Ausgerechnet zum Erzfeind zu wechseln und dies vor Start der Rückrunde ist natürlich ein Schlag ins Gesicht für die Werder-Fans.
War es letztes Jahr das Klose-Theater das Werder um Titel brachte, gibt es nun erneut einen Spieler der zum Konkurrenten wechselt.

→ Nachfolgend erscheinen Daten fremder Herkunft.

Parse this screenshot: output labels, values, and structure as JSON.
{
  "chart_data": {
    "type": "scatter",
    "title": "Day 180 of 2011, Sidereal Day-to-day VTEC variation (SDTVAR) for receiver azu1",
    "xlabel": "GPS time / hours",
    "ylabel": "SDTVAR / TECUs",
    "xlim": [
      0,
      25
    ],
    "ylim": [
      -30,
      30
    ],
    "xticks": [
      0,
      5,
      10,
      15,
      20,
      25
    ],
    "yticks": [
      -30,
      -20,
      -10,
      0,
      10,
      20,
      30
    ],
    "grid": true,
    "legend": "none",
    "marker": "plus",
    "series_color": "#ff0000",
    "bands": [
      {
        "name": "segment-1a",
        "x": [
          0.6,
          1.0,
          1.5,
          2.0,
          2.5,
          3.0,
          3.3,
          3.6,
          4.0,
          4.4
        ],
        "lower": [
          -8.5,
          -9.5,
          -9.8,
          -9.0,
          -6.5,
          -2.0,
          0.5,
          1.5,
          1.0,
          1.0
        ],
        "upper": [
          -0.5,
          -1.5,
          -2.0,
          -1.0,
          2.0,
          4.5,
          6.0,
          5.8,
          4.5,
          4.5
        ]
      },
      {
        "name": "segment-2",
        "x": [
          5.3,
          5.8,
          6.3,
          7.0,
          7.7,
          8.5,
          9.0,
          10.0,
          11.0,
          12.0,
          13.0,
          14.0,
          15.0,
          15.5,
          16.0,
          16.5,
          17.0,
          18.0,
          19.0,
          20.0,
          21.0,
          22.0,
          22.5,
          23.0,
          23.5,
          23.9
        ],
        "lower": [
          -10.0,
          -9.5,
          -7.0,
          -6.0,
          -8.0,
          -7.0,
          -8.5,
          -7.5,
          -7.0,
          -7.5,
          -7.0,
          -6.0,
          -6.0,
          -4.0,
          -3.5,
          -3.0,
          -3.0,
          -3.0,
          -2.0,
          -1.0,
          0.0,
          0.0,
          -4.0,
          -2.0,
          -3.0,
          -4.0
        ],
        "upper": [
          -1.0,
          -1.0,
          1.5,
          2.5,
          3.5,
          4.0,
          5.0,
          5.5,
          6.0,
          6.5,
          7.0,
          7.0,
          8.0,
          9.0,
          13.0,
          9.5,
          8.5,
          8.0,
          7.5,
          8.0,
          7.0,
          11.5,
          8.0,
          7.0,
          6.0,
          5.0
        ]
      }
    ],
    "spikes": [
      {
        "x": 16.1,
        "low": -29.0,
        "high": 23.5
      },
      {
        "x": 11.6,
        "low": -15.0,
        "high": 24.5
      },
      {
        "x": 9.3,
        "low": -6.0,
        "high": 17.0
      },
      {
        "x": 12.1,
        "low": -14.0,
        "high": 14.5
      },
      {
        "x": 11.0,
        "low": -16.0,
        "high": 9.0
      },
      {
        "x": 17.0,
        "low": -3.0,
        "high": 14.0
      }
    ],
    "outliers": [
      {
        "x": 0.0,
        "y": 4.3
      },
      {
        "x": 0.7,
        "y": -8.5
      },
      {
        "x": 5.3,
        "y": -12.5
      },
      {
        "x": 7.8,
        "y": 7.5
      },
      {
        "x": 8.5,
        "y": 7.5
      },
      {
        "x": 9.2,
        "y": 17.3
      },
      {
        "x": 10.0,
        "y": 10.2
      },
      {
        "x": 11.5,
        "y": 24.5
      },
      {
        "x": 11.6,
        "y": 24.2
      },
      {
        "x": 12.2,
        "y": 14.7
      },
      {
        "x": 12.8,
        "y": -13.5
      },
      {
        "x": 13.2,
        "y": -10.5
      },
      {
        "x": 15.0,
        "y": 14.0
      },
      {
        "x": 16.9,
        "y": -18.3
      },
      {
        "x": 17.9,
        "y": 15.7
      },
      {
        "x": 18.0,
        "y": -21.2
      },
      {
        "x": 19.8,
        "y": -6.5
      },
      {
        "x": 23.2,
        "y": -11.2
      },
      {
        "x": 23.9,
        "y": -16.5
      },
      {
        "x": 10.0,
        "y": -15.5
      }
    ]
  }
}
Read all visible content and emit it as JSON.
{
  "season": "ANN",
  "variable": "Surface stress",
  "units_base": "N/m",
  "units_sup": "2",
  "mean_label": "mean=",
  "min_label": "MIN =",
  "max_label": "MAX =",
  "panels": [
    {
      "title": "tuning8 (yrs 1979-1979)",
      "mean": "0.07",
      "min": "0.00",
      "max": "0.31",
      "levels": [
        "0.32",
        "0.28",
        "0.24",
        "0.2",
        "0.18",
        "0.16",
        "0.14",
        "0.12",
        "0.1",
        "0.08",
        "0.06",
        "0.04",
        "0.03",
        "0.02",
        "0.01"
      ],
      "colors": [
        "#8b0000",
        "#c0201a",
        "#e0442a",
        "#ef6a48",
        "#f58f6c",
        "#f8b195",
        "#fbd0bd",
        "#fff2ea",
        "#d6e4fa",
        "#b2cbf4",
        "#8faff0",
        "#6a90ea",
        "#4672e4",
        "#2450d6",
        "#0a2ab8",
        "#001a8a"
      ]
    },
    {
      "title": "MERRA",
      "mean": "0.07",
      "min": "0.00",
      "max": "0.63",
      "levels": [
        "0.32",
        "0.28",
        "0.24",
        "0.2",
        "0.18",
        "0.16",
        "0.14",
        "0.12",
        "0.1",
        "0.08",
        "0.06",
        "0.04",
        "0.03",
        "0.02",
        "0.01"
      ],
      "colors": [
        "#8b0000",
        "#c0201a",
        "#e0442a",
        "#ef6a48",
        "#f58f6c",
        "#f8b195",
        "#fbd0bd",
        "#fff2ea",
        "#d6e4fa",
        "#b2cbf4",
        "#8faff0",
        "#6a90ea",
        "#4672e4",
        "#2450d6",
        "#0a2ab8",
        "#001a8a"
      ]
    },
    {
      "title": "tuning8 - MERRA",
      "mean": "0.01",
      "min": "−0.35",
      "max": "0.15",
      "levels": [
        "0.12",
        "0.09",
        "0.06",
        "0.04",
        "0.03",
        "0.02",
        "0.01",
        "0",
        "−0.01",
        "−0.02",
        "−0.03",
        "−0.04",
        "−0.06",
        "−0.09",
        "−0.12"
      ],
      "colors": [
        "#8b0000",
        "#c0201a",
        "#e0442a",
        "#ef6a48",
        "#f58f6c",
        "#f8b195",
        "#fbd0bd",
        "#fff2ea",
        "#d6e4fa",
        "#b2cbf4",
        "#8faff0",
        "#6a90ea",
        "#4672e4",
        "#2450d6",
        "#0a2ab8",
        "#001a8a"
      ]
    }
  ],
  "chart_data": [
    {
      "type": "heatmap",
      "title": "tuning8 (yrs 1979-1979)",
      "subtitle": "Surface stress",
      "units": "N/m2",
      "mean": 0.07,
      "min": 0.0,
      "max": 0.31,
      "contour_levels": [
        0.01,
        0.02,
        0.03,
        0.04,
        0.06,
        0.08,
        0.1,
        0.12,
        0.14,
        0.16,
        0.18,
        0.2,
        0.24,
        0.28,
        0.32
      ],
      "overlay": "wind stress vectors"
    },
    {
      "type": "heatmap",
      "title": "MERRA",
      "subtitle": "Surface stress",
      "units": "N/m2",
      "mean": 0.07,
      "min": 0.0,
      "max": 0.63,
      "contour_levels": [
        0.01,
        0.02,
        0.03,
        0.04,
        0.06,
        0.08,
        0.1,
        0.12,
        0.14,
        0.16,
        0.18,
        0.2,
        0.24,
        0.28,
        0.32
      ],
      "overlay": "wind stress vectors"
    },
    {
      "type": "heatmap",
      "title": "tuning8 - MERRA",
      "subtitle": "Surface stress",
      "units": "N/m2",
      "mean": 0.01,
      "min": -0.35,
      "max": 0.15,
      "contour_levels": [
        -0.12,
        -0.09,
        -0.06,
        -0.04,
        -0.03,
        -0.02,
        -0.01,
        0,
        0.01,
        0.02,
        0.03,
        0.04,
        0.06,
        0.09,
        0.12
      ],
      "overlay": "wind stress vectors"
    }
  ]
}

Dieses mal ist es aufgrund des Tabellenstandes noch brisanter. Wird Borowski wirklich alles geben auf dem Platz, obwohl er im Hinterkopf hat, dass
sein zukünftiger Verein, bei dem er in einigen Monaten spielt, dadurch Nachteile hat?
Wie verhält sich Schaaf?
Man darf gespannt sein.
Vielleicht haben die Bayern diesen Wechsel auch forciert um etwas Unruhe beim Konkurrenten reinzubringen. Für Werder ist Borowski zwar ein Verlust, aber nicht in der Größenordnung wie ein Ailton, Micoud oder Pizarro damals. Bei den schwachen Leistungen kann man getrost auf Borowski verzichten. Vielmehr sollte ein Daniel Jensen gehalten werden - Geld ist dafür jetzt da, da Borowski von der Gehaltsliste gestrichen werden kann.